Pero también refleja cómo su enfermedad mental agrieta su presente, su día a día, y el de todos aquellos que la rodean. Incapaz de estar relajada ante sus amistades, de llevar una relación sentimental con una pareja, de mostrar a su madre una cercanía que las ayude a ambas (no puede, no pueden ayudarse), un padre que huye del problema y a la vez provoca dolor (con una pincelada oscura), un aferrarse fuertemente a las redes sociales donde busca de manera desesperada consuelo —único sitio donde puede expresar sus pánicos pero sin posibilidad de saltar la barrera de la pantalla—…, sin poder evitar ataques de angustia, pánico y dolor que hace que estalle o se rompa en mil pedazos, ese intento desesperado de huir de su aislamiento y su sufrimiento autolesionando su propio cuerpo, buscando sexo fácil o bebiendo y drogándose…

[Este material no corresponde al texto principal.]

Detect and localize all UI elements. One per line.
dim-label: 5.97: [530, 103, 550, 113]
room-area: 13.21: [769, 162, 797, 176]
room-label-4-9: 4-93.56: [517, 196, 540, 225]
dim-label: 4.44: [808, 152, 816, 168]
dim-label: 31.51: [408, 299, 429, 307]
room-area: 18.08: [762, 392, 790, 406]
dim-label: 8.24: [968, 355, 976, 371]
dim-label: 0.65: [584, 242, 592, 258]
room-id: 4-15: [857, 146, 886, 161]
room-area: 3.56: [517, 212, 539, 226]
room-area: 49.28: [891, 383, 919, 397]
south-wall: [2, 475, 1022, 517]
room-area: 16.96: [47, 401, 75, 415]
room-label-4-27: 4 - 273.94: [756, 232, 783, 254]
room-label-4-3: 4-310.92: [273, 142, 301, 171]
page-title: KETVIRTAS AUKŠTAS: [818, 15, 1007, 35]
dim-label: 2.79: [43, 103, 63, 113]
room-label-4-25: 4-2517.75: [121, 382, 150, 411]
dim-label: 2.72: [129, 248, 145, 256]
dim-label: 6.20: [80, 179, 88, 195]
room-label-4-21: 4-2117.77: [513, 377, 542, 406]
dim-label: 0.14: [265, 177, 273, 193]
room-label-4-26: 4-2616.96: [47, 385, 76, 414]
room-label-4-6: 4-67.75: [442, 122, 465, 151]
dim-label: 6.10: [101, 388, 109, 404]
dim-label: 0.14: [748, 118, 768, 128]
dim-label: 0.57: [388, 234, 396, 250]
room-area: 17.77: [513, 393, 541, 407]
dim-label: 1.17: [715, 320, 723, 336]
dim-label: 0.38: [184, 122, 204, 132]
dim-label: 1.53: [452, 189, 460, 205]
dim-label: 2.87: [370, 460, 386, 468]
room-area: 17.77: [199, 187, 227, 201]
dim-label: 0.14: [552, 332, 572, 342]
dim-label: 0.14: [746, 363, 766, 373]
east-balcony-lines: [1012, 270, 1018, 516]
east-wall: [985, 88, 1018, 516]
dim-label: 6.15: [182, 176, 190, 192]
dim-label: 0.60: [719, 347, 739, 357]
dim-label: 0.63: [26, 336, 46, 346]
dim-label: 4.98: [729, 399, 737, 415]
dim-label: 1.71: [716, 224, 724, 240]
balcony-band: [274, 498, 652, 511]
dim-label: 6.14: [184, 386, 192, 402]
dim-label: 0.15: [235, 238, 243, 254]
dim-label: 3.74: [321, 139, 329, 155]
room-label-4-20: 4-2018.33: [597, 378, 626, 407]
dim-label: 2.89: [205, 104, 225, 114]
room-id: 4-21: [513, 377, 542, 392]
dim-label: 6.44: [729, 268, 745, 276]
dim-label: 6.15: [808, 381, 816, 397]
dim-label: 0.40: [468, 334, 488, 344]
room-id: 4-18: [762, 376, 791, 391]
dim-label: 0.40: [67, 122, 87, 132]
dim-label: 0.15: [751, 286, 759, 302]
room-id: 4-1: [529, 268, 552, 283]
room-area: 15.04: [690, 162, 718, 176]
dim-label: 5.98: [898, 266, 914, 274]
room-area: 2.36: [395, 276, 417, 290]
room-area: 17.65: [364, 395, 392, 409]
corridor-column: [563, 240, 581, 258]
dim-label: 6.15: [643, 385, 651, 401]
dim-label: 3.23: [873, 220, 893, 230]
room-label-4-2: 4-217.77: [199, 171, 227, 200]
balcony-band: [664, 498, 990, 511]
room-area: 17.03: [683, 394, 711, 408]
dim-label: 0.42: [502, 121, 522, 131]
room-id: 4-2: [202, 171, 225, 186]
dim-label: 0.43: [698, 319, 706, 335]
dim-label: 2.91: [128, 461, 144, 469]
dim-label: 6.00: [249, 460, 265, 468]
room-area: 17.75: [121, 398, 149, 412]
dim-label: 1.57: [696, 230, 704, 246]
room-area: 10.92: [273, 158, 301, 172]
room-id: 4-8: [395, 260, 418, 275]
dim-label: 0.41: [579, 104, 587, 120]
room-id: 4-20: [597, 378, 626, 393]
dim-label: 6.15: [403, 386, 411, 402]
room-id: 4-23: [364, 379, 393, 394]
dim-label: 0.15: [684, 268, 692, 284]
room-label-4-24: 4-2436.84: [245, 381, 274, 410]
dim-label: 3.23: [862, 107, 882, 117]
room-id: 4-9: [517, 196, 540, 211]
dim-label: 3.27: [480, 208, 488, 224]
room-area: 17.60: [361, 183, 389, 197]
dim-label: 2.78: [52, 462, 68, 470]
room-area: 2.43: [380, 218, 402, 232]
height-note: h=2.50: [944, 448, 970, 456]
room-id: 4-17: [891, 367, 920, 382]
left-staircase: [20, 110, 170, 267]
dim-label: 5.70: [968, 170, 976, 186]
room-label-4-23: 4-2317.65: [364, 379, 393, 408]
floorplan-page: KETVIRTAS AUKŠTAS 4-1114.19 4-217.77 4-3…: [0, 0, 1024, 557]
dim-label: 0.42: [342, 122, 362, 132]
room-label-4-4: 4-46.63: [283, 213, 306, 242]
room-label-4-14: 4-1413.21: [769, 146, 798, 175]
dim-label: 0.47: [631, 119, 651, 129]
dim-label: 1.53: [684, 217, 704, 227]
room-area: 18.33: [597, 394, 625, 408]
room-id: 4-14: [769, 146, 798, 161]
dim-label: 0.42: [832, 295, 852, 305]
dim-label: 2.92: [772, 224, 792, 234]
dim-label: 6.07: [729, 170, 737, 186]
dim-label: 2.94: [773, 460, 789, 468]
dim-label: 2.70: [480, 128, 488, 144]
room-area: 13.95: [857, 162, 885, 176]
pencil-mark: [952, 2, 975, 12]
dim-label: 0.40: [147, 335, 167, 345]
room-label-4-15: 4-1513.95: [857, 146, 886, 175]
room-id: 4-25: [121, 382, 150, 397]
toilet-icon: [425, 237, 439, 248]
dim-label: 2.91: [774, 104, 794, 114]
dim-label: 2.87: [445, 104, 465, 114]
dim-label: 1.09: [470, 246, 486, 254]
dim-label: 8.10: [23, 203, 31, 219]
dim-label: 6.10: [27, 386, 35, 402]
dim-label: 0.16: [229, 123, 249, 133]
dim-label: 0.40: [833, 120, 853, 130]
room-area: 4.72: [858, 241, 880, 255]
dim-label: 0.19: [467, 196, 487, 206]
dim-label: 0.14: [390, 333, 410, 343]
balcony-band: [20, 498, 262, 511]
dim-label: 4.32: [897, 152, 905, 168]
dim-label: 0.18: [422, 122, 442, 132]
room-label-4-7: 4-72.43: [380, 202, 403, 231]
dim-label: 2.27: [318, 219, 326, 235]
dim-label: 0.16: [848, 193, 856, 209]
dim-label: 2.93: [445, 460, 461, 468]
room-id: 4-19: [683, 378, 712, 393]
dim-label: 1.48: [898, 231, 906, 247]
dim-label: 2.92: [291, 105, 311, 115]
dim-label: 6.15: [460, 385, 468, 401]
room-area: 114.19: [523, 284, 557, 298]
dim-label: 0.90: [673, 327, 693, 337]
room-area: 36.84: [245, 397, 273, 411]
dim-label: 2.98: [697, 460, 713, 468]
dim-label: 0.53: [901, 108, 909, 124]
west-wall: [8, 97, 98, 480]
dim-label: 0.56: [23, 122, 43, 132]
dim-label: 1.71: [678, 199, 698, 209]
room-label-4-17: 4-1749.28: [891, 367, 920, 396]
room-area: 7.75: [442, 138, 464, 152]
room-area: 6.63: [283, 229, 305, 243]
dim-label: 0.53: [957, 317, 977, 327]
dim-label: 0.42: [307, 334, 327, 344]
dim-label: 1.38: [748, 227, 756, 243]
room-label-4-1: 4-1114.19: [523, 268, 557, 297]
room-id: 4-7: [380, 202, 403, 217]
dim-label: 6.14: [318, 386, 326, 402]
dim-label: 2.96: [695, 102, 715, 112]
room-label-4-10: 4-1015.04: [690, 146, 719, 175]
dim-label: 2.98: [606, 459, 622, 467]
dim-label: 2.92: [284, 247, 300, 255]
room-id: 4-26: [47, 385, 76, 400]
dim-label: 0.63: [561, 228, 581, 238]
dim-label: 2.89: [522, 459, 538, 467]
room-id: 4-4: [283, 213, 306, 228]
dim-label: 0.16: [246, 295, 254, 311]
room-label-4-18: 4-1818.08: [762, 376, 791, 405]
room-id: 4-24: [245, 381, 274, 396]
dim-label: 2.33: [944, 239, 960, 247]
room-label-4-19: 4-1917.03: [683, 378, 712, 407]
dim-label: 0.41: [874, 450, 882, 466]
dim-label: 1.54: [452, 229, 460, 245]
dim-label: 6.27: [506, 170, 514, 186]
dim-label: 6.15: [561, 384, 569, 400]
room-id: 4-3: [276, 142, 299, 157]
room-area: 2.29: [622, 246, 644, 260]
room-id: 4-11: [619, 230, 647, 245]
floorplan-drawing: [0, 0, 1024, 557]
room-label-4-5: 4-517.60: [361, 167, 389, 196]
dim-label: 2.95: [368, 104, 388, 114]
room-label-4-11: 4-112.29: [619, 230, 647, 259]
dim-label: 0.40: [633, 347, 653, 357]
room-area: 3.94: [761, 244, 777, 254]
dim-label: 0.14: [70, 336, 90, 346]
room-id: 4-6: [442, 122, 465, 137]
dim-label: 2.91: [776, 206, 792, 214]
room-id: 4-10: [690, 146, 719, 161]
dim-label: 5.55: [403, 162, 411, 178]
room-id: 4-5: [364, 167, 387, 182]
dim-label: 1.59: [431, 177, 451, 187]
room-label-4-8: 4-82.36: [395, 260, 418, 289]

Solo logra cierta paz escasa en su lugar de trabajo. Ella trabaja en una ambulancia y se encarga, junto a su compañero (el único que más o menos sabe cómo relacionarse con ella o el único con el que Ana no siente miedo, pánico o dolor a la hora de relacionarse un poco más… pero saben muy bien ambos dónde están los límites), del traslado de enfermos con tratamientos especiales de sus hogares al hospital (un hospital donde se palpa la crisis, la marea blanca, la posibilidad de una interrupción lenta y agónica de la sanidad pública que afortunadamente parece que se ha alejado un poco…). Ahí, cuando tiene que ayudar a los demás (a gente más vulnerable y que llevan a cuestas más dolor e incluso la cercanía de la muerte), se siente bien…
Fernando Franco (montador profesional que esta vez ha dejado esta labor a David Pinillos, que a su vez también debutó en el largometraje como director recientemente) dirige su primer largometraje y opta por arriesgarse también en la forma de contar su historia. Y a mi parecer no se equivoca o por lo menos yo como espectadora sentí toda la angustia e impotencia de Ana, pude seguir su viaje íntimo y vislumbré el abismo… y pude comprender el horror de los que viven ese tipo de trastorno y también la dificultad que supone para ellos (y para los otros, aquellos que les quieren y rodean su vida) levantarse un nuevo día, sobrevivir un nuevo día. Levantarse de la cama para sufrir un día más…
Así el tono y la forma de contar esta película se acerca a la de los hermanos Dardenne donde no sólo la cámara sigue a sus protagonistas sino que sentimos lo que sienten, sin estridencias, música (la justa y necesaria… la que acompañe al personaje), sin efectos especiales, dando importancia al sonido (a lo que se oye y se percibe… al fuera de campo) y con unas elipsis arriesgadas y rompedoras (nunca olvidaré la elipsis brutal y genial de los Dardenne en El silencio de Lorna o el rostro angustiado de Rosetta). Pero también en la forma de contar esa historia sentimos otros ecos, vemos el nombre del coguionista junto a Fernando Franco, Enric Rufas… Y es el dramaturgo que ha trabajado como guionista en películas de Jaime Rosales. Así notamos la importancia del silencio, de una mirada, del efecto de unas palabras o de un gesto en el otro… y la soledad terrible de Ana, encerrada en una cárcel donde parece que la posibilidad de escape es imposible… y esa cárcel es ella misma.